Makes you "gifts" from craft supplies, picks flowers on walks, wraps up their own toys to give you

Helpful Actions

Tries to carry bags for you, sets the table without being asked, volunteers to help a younger sibling

Key rule: Only count unprompted behavior. If you suggested "why don't you make Grandma a card?" — that doesn't count.

3. Listen to the Complaints

This one is almost too easy. Complaints are requests turned inside out. The thing they gripe about most reveals what matters most to them.

"You're always on your phone"
Togetherness
"You only notice when I mess up"
Encouragement
"Nobody ever helps me"
Helpful Actions
"You never cuddle me anymore"
Closeness
"You forgot to bring me something"
Surprises

Filter out one-offs. A single grumpy comment after a rough day isn't data. You're looking for the same theme surfacing again and again over weeks.

4. Track Their Requests

Over 2-3 weeks, listen for the emotional requests hiding inside everyday asks. Not "can I have a cookie" — the other kind.

Togetherness

"Watch me do this!" / "Can we go somewhere together?" / "Come see what I made!"

Encouragement

"Was that good?" / "Do you like it?" / "Am I doing it right?"

Helpful Actions

"Can you help me build this?" / "Will you make my lunch the special way?"

Closeness

"Carry me" / "Scratch my back" / keeps finding reasons to be physically near you

If more than half the emotional requests point to one style, that's your signal.
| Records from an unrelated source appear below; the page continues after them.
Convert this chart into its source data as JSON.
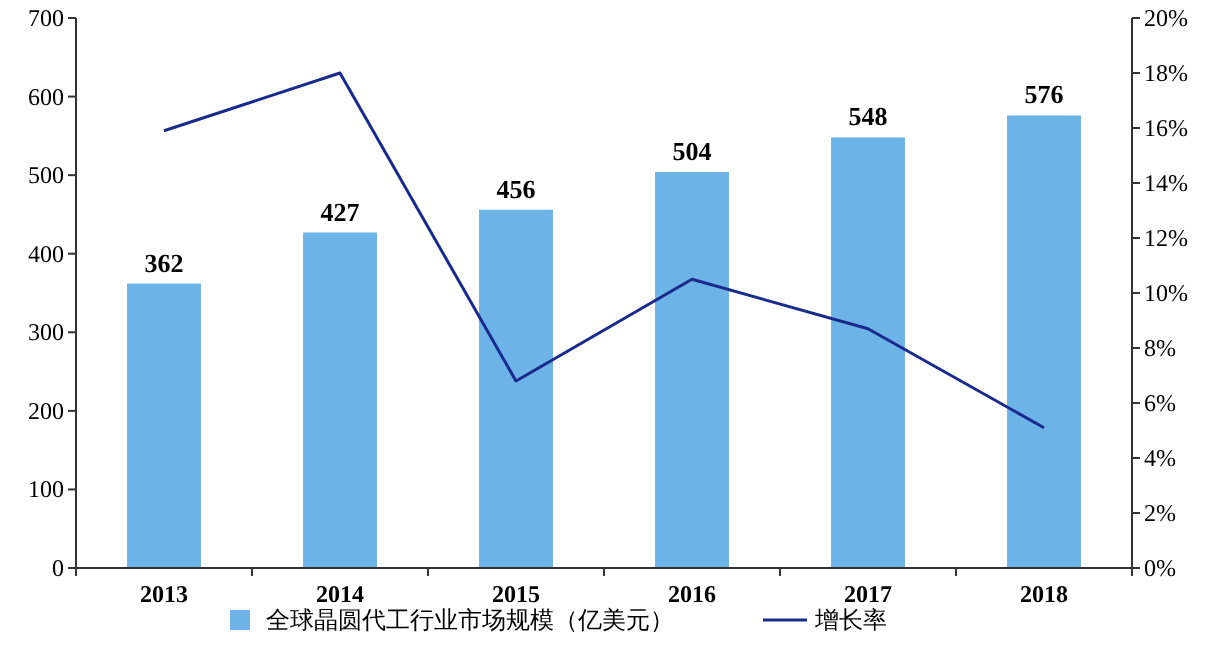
{
  "chart_data": {
    "type": "bar",
    "categories": [
      "2013",
      "2014",
      "2015",
      "2016",
      "2017",
      "2018"
    ],
    "series": [
      {
        "name": "全球晶圆代工行业市场规模（亿美元）",
        "color": "#6cb4e8",
        "values": [
          362,
          427,
          456,
          504,
          548,
          576
        ],
        "value_labels": [
          "362",
          "427",
          "456",
          "504",
          "548",
          "576"
        ]
      },
      {
        "type": "line",
        "name": "增长率",
        "color": "#1a2a8c",
        "axis": "y2",
        "values": [
          15.9,
          18.0,
          6.8,
          10.5,
          8.7,
          5.1
        ]
      }
    ],
    "ylim": [
      0,
      700
    ],
    "yticks": [
      0,
      100,
      200,
      300,
      400,
      500,
      600,
      700
    ],
    "y2lim": [
      0,
      20
    ],
    "y2ticks": [
      {
        "value": 0,
        "label": "0%"
      },
      {
        "value": 2,
        "label": "2%"
      },
      {
        "value": 4,
        "label": "4%"
      },
      {
        "value": 6,
        "label": "6%"
      },
      {
        "value": 8,
        "label": "8%"
      },
      {
        "value": 10,
        "label": "10%"
      },
      {
        "value": 12,
        "label": "12%"
      },
      {
        "value": 14,
        "label": "14%"
      },
      {
        "value": 16,
        "label": "16%"
      },
      {
        "value": 18,
        "label": "18%"
      },
      {
        "value": 20,
        "label": "20%"
      }
    ],
    "grid": false,
    "legend": "bottom",
    "marker": "none"
  }
}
Still Not Sure? The 10-Day Deep Dive

If none of the above produces a clear winner, try concentrated immersion in one style at a time.

1
Go heavy on one style for 5 days. Example: Togetherness — 20-30 minutes of fully focused, phone-away time every single day.
2
Watch for the response. More smiles? Calmer evenings? Spontaneous affection? Or do they appreciate it but not light up?
3
Ease back for 3-4 days. Return to normal. Does your child ask for what you just pulled back? That's a strong signal.
4
Move to the next style and repeat. Cycle through all five. The whole process takes about 6-8 weeks.
5
Compare your notes. Which style got the biggest response? Which pullback triggered the most complaints? That's your answer.

Three Things to Keep in Mind

Preferences shift.

What works at 6 might not fit at 12. Re-run this detective work informally once a year, especially around big transitions — new school, new sibling, puberty.

Under 5? Hold off.

Most children don't show a clear preference until around age 5-6. Before that, pour all five styles on generously and don't try to pin down a primary one.

The primary style leads. It doesn't replace the others.

Finding your child's top style means you lead with that one. You never drop the other four. Think of it like a volume knob, not a switch.

Speak all five styles. Lead with the one that lights them up.
The goal isn't a label — it's paying closer attention.